BAFA's soup kitchens provide a critical safety net to some of the neediest and most vulnerable members of society – the elderly, the orphans, single mothers and widows of the veterans of the war in Nagorno-Karabakh. Their lives have been fraught with losses and misfortune. They are the human faces behind the heavy cost paid by society for the country’s transition from a command economy to a market economy. However, each and every one of them is an individual that remains hopeful for a better tomorrow. We have come to know several of them during our visits.  The simple meal they get at our soup kitchens may be their only meal of the day and the people they see there, their only lifeline to a sense of community, warmth and belonging.


We provide one meal per day in four soup kitchens, two in Yerevan – in Nork Massif and in Erebuni – and two in outlying communities – Nor Hadjin and Ashtarak.

Today we serve 700 elderly and children per day.

  • 700 meals a day
  • 3,500 meals a week
  • 182,000 meals a year
 

BAFA’s soup kitchens are located in former restaurants or meeting rooms which are made available by their owners – a private individual, a corporation, an educators’ union and a civic organization. BAFA pays only for the utilities and limits repairs to modest updates of kitchen utensils. The Fund for Armenian Relief (FAR) provides management and operational support to all of BAFA’s soup kitchens. We employ 18 kitchen workers throughout the 4 soup kitchens.

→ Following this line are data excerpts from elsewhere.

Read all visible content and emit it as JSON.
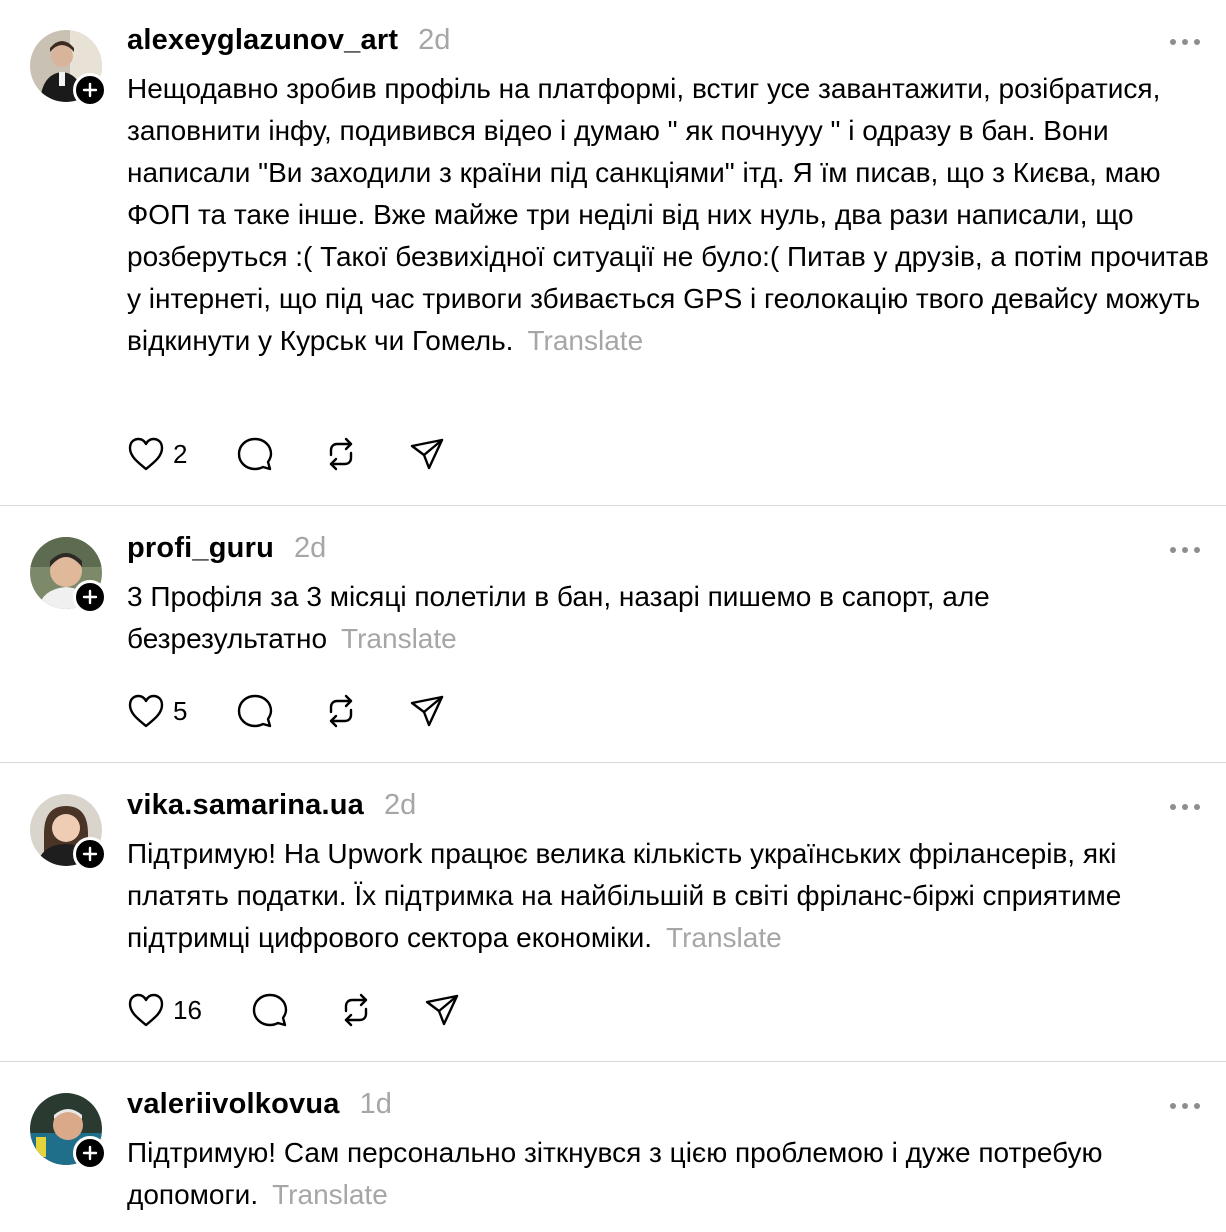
{
  "posts": [
    {
      "username": "alexeyglazunov_art",
      "time": "2d",
      "text": "Нещодавно зробив профіль на платформі, встиг усе завантажити, розібратися, заповнити інфу, подивився відео і думаю \" як почнууу \" і одразу в бан. Вони написали \"Ви заходили з країни під санкціями\" ітд. Я їм писав, що з Києва, маю ФОП та таке інше. Вже майже три неділі від них нуль, два рази написали, що розберуться :( Такої безвихідної ситуації не було:( Питав у друзів, а потім прочитав у інтернеті, що під час тривоги збивається GPS і геолокацію твого девайсу можуть відкинути у Курськ чи Гомель.",
      "translate": "Translate",
      "likes": "2"
    },
    {
      "username": "profi_guru",
      "time": "2d",
      "text": "3 Профіля за 3 місяці полетіли в бан, назарі пишемо в сапорт, але безрезультатно",
      "translate": "Translate",
      "likes": "5"
    },
    {
      "username": "vika.samarina.ua",
      "time": "2d",
      "text": "Підтримую! На Upwork працює велика кількість українських фрілансерів, які платять податки. Їх підтримка на найбільшій в світі фріланс-біржі сприятиме підтримці цифрового сектора економіки.",
      "translate": "Translate",
      "likes": "16"
    },
    {
      "username": "valeriivolkovua",
      "time": "1d",
      "text": "Підтримую! Сам персонально зіткнувся з цією проблемою і дуже потребую допомоги.",
      "translate": "Translate"
    }
  ],
  "icons": {
    "like": "heart-icon",
    "reply": "comment-icon",
    "repost": "repost-icon",
    "share": "send-icon",
    "more": "more-icon",
    "follow": "plus-icon"
  },
  "colors": {
    "text": "#000000",
    "muted": "#a6a6a6",
    "divider": "#d9d9d9"
  }
}
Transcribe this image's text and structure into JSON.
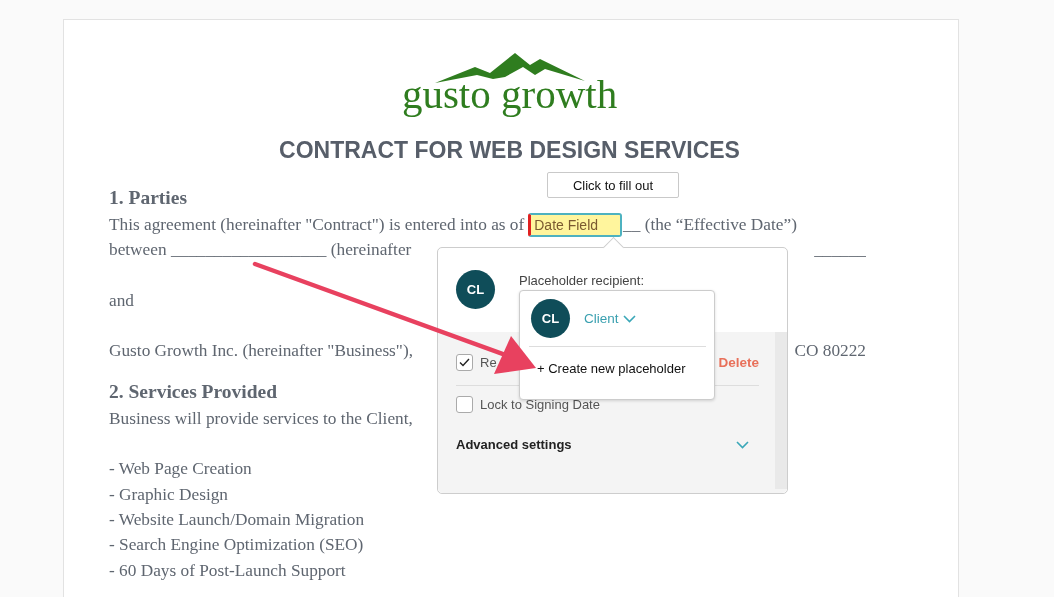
{
  "logo": {
    "text": "gusto growth"
  },
  "document": {
    "title": "CONTRACT FOR WEB DESIGN SERVICES",
    "blocks": [
      {
        "kind": "heading",
        "text": "1. Parties"
      },
      {
        "kind": "field_line",
        "left": "This agreement (hereinafter \"Contract\") is entered into as of",
        "field": "Date Field",
        "right": "__ (the “Effective Date”)"
      },
      {
        "kind": "line",
        "left": "between __________________ (hereinafter",
        "right": "______"
      },
      {
        "kind": "gap"
      },
      {
        "kind": "line",
        "left": "and"
      },
      {
        "kind": "gap"
      },
      {
        "kind": "line",
        "left": "Gusto Growth Inc. (hereinafter \"Business\"),",
        "right": "CO 80222"
      },
      {
        "kind": "heading",
        "text": "2. Services Provided"
      },
      {
        "kind": "line",
        "left": "Business will provide services to the Client,"
      },
      {
        "kind": "gap"
      },
      {
        "kind": "line",
        "left": "- Web Page Creation"
      },
      {
        "kind": "line",
        "left": "- Graphic Design"
      },
      {
        "kind": "line",
        "left": "- Website Launch/Domain Migration"
      },
      {
        "kind": "line",
        "left": "- Search Engine Optimization (SEO)"
      },
      {
        "kind": "line",
        "left": "- 60 Days of Post-Launch Support"
      }
    ]
  },
  "tooltip": {
    "text": "Click to fill out"
  },
  "popup": {
    "avatar": "CL",
    "recipient_label": "Placeholder recipient:",
    "options": [
      {
        "label": "Re",
        "checked": true
      },
      {
        "label": "Lock to Signing Date",
        "checked": false
      }
    ],
    "delete_label": "Delete",
    "advanced": {
      "label": "Advanced settings",
      "expanded": false
    }
  },
  "dropdown": {
    "avatar": "CL",
    "selected": "Client",
    "action": "+ Create new placeholder"
  }
}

FAR works with the local municipal authorities and the Ministry of Welfare in Armenia to identify the neediest people. The names they provide are vetted by FAR based on the guidelines we provide. We give preference to the elderly who are living alone, to single mothers, disabled adults and the very young.

When we first started, the cost to feed one person was approximately 30 cents per meal. Today that cost has almost tripled to about 85 cents per meal.

In addition to our support of soup kitchens we have partnered with other organizations in opportunistic ways to bring projects to close when discrete funding was lacking. For example we partnered with the Armenian Social Investment Fund (ASIF) to promote the welfare of citizens living in Armenia’s rural areas. In the village of Gugarq (population 6,830) we helped connect the village to water so villagers could have access.